Adrian Hopgood is Professor of Intelligent Systems at the University of Portsmouth, where he is Director of Future & Emerging Technologies and of the South Coast Centre of Excellence in Satellite Applications. He is a Chartered Engineer, Fellow of the BCS (the Chartered Institute for IT), and a committee member for the BCS Specialist Group on Artificial Intelligence. He has worked at the level of Dean and Pro Vice-Chancellor in four universities in the UK and overseas, and has enjoyed scientific roles with Systems Designers PLC and the Telstra Research Laboratories in Australia. His main research interests are in AI and its practical applications. He has supervised 19 PhD projects to completion and published more than 100 research articles. His text book “Intelligent Systems for Engineers and Scientists: A Practical Guide to Artificial Intelligence” is ranked as a bestseller and its fourth edition is due in December 2021.
Open-source tools in machine learning applied to medical imaging: research needs and regulatory perspective
Sara Lorio & Jo Hobbs, LifeHub Bayer UK
Today’s clinical routine generates a vast amount of radiology data that needs to be assessed by healthcare professionals. Artificial intelligence (AI) can leverage this data in order to help with the increasing workload and improve the extraction of quantitative knowledge from the rich information present in medical images. In order to develop reliable and robust AI algorithms, it is crucial to process the imaging data and to evaluate the performance of the algorithm on multiple data sources. In this talk, we will cover the necessary steps to prepare medical images for the development of AI algorithms and we will talk about the regulation of AI technologies for clinical practice.
Sara Lorio is the technical lead at LifeHub Bayer UK. She leads research projects for algorithm development in digital diagnostics and medical imaging. She is very passionate about combining different imaging techniques with cutting-edge data analysis in order to improve disease diagnosis and therapy.
Prior to this role, Sara held research positions at the University College of London and King’s College London, UK in collaboration with London main research hospitals. She received her PhD from University of Lausanne, Switzerland. Her research interests are in Medical Physics, Medical Imaging, Machine Learning and Neurobiology.
Jo Hobbs is the project support manager for the LifeHub UK. In this role she is supporting on a range of AI related projects being carried out within the LifeHub.
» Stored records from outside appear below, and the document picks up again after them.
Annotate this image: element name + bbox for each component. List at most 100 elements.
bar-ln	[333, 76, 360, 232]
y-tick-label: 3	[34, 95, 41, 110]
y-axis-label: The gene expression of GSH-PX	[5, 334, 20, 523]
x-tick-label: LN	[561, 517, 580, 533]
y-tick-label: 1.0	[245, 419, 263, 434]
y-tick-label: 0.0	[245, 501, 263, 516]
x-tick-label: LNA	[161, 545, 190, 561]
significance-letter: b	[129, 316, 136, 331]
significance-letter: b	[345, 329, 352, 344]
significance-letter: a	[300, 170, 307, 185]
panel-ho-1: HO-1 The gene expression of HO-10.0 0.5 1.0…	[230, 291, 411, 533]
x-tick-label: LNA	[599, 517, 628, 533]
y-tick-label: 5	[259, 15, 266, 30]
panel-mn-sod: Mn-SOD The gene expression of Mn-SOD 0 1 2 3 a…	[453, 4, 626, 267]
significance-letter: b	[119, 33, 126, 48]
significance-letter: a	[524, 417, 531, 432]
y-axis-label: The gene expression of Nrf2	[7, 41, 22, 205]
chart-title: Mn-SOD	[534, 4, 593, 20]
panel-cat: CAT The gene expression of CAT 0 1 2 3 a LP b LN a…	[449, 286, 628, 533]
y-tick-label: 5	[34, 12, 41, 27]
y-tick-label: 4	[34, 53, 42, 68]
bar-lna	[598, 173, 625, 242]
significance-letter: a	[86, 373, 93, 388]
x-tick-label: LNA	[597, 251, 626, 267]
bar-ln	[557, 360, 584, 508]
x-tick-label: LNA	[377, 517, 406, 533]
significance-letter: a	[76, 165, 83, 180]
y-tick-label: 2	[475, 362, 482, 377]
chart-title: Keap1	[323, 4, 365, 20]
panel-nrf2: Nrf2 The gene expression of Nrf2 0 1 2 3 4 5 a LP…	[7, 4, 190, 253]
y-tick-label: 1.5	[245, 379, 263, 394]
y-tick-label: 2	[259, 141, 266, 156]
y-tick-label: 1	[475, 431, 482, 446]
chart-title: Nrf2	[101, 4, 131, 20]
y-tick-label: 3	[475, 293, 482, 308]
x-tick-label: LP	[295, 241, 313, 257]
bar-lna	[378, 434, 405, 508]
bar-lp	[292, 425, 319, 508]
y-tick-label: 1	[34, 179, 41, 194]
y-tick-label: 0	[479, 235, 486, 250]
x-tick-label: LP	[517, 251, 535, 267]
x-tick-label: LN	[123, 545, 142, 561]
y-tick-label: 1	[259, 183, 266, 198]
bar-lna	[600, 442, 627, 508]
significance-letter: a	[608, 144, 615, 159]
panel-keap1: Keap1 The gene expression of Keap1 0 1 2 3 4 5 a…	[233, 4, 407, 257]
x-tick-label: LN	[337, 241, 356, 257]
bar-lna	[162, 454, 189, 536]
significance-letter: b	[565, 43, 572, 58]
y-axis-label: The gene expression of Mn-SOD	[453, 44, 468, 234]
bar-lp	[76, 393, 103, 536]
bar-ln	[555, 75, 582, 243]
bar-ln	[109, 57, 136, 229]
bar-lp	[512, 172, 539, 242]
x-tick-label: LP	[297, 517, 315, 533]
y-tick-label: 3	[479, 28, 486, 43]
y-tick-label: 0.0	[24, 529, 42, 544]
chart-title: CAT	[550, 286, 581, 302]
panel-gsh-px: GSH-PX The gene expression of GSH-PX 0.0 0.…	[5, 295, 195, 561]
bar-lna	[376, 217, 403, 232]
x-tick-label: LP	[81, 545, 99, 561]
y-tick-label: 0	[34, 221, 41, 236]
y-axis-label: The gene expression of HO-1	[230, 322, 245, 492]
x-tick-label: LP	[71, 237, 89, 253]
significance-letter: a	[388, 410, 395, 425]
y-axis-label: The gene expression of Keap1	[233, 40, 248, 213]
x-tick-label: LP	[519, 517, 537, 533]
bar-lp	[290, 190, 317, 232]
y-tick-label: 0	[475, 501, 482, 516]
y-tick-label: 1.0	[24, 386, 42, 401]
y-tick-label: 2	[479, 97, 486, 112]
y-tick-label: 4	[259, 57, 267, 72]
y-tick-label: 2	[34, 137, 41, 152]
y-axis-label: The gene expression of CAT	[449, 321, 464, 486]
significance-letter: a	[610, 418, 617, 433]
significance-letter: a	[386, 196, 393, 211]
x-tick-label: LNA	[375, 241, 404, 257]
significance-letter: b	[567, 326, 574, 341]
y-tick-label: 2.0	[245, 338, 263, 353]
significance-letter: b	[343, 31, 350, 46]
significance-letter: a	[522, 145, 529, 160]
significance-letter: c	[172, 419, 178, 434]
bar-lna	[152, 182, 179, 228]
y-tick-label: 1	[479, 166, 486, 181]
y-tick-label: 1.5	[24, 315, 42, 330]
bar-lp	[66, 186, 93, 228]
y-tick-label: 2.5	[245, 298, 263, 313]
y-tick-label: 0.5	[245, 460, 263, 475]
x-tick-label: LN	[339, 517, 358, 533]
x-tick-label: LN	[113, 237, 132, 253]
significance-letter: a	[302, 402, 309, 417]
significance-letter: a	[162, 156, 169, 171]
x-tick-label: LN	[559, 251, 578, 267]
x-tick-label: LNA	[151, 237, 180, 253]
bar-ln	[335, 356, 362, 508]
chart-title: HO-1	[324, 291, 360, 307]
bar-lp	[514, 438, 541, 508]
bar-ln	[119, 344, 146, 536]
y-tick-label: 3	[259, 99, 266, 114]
She has a strong interest in how we can use innovative new technology, combined with what we already know, to promote better health care for everyone.
Open Source Dynamic Causal Modelling of COVID-19
Will Jones, Embecosm
Dynamic Causal Modelling is a state of the art AI modelling technique that reverse engineers an observed time series into a set of causal components and relationships. DCM has historically been developed for and applied to problems in neuroscience and brain imaging, but the technique is a very general one that has more recently, for example, been applied to modelling the COVID-19 pandemic with excellent results.
The standard implementation of DCM is open source, but it’s current implementation is in MATLAB, a proprietary tool. In this talk I discuss my work on creating a standalone implementation of one particularly application of Dynamic Causal Modelling (that of COVID-19) compatible with the open source GNU Octave language.
Dr Will Jones is head of AI and Machine Learning for Embecosm. He recently completed his PhD at the University of Kent, which can be simply summarized as attempting to create a rigorous mathematical framework for the definition of artificial consciousness.